Ricky: And I thought 'Well, give em a hand, right, let's show em'. And I wanna know who the panel was aswell. I, I do not believe it! How can they d-? Erm, I was looking back over some of the shows, right *mumble* Karl, and I've just done a little excerpt of a-you know-a trailer of what we, what we do, what we're about, and I don't know how the panel could overlook..play a bit Karl, please.
Karl plays trailer
Ricky: ...shaking her muff, minge and tits around does not make her a ho then what does?

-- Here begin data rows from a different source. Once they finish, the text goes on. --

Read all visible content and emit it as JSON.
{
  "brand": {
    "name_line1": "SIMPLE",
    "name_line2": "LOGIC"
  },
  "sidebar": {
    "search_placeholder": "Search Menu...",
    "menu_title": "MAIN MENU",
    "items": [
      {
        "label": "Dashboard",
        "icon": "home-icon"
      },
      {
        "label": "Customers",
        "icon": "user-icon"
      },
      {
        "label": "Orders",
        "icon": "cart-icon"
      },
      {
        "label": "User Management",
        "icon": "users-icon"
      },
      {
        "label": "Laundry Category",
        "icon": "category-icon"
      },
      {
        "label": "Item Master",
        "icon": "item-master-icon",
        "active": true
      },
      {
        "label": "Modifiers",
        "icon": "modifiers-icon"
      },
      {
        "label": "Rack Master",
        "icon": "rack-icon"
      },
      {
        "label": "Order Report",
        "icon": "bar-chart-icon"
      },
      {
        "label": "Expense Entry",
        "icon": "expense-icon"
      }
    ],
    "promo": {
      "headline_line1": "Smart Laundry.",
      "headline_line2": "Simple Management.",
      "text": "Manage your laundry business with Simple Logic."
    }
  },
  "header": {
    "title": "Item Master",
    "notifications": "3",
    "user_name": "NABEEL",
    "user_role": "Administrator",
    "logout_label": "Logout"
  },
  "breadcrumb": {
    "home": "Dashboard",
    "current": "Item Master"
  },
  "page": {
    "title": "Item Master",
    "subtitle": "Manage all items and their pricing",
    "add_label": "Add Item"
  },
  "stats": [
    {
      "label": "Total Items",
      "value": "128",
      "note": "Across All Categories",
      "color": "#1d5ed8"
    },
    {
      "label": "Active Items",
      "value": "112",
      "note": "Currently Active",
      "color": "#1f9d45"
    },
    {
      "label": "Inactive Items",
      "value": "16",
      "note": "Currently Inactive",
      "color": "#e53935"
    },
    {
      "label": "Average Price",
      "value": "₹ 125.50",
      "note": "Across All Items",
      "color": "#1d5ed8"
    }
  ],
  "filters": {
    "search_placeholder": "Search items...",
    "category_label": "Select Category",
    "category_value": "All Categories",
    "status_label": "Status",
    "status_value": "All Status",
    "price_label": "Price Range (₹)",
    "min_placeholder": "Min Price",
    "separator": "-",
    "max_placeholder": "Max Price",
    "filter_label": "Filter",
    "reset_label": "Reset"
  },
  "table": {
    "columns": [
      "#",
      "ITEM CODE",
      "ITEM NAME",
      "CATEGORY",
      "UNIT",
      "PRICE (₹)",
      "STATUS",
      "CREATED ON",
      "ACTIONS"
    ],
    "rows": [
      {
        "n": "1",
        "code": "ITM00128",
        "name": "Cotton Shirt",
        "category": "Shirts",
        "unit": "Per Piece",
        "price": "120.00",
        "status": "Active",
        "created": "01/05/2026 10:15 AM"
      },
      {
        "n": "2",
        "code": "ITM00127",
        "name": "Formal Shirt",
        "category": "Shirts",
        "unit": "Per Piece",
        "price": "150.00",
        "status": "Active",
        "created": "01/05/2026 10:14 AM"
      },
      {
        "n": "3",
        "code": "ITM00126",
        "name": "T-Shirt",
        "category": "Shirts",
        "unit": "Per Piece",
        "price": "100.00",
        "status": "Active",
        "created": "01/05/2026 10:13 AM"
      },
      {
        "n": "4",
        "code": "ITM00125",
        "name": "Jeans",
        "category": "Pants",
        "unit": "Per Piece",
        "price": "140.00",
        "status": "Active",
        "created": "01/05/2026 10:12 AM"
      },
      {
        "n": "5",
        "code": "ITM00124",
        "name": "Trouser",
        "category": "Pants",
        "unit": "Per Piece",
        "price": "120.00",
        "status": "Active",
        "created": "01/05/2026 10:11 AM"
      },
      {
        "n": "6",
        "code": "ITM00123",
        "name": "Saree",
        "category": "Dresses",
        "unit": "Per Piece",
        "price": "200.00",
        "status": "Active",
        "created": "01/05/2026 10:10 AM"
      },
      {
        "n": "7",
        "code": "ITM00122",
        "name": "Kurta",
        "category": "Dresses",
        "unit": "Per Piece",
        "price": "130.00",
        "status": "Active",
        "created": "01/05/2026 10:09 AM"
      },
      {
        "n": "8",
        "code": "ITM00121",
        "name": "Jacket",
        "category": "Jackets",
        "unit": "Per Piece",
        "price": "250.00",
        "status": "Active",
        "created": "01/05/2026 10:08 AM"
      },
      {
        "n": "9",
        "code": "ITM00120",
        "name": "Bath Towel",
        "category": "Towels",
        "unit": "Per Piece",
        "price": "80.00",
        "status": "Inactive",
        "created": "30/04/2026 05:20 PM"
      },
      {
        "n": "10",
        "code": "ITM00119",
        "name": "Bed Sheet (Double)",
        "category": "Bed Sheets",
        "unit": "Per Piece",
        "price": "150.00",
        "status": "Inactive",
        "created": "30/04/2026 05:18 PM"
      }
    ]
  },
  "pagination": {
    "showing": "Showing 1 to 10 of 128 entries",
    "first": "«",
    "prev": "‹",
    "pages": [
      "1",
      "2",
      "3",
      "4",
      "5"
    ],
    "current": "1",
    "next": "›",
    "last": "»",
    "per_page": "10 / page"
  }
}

Karl: ...these kids at school with big heads...
Steve: Karl what are you talking about?
Ricky: Shut-Hello my name is Ho Lee Fuk.
Karl: Right there's this monkey that was on a train station.
Ricky: Right
Steve: What if, what if you mean cock to mean penis?
Ricky bursts into laughter
Karl: But it was me Down Syndrome son...
Ricky: Ooh chimpanzee that, monkey news!
Steve chuckles
Karl: So we've still got monkey news coming up.
Steve sniggers
Ricky: Your're an idiot!
Steve: That's, to me, quality broadcasting.
Ricky: I don't know how they can say that isn't worthy...
Steve: That's what we sent in-
Ricky sniggers
Steve: -to the Sony people, they listened to that, how they didn't think that was dynamite stuff...it doesn't make sense. D'you know, I've been thinking about this since Thursday because I've been a little bit down in the dumps-
Ricky: Yeah.
Steve: -what I think it is is that with the tv show, the tv stuff we've done Rick, we put a lot of work into that.
Ricky: Yeah.
Steve: We get the script, we got the script. We spend a lot of time on it. What this show is about, it's very much about spontanaeity, it's about our personalities and I don't think we're ever gonna win an award for our personalities.
Ricky sniggers
Steve: I think that's where we're going wrong.
Ricky: D'you know what I think? I think that when we're together, we're the auteurs of The Office and , y'know, and ah, we're strong on it, and we're just two-, we write it, we direct it...You know, we cast it, we-we even worry about the font and stuff on the- you know we do everything
Steve: mm, mm.
Ricky: There's a weak link in our midst, I think...
Steve: Wha, on the radio show?
Ricky: Yeah yeah yeah yeah yeah yeah-
Steve: Right well I'm just trying to think what the common factor is because on the award-winning tv show...
Ricky: well it-
Steve: ...it's just you and I...
Ricky: Yeah I dunno-
Ricky: Well I'll tell you what can we play a record and...let me think about this cos there must be somethi-there must be something...
Steve: There's gotta be a factor.
Ricky: that isn't in The Office that's in this that means that The Office is award-winning, and this is a pile of shite.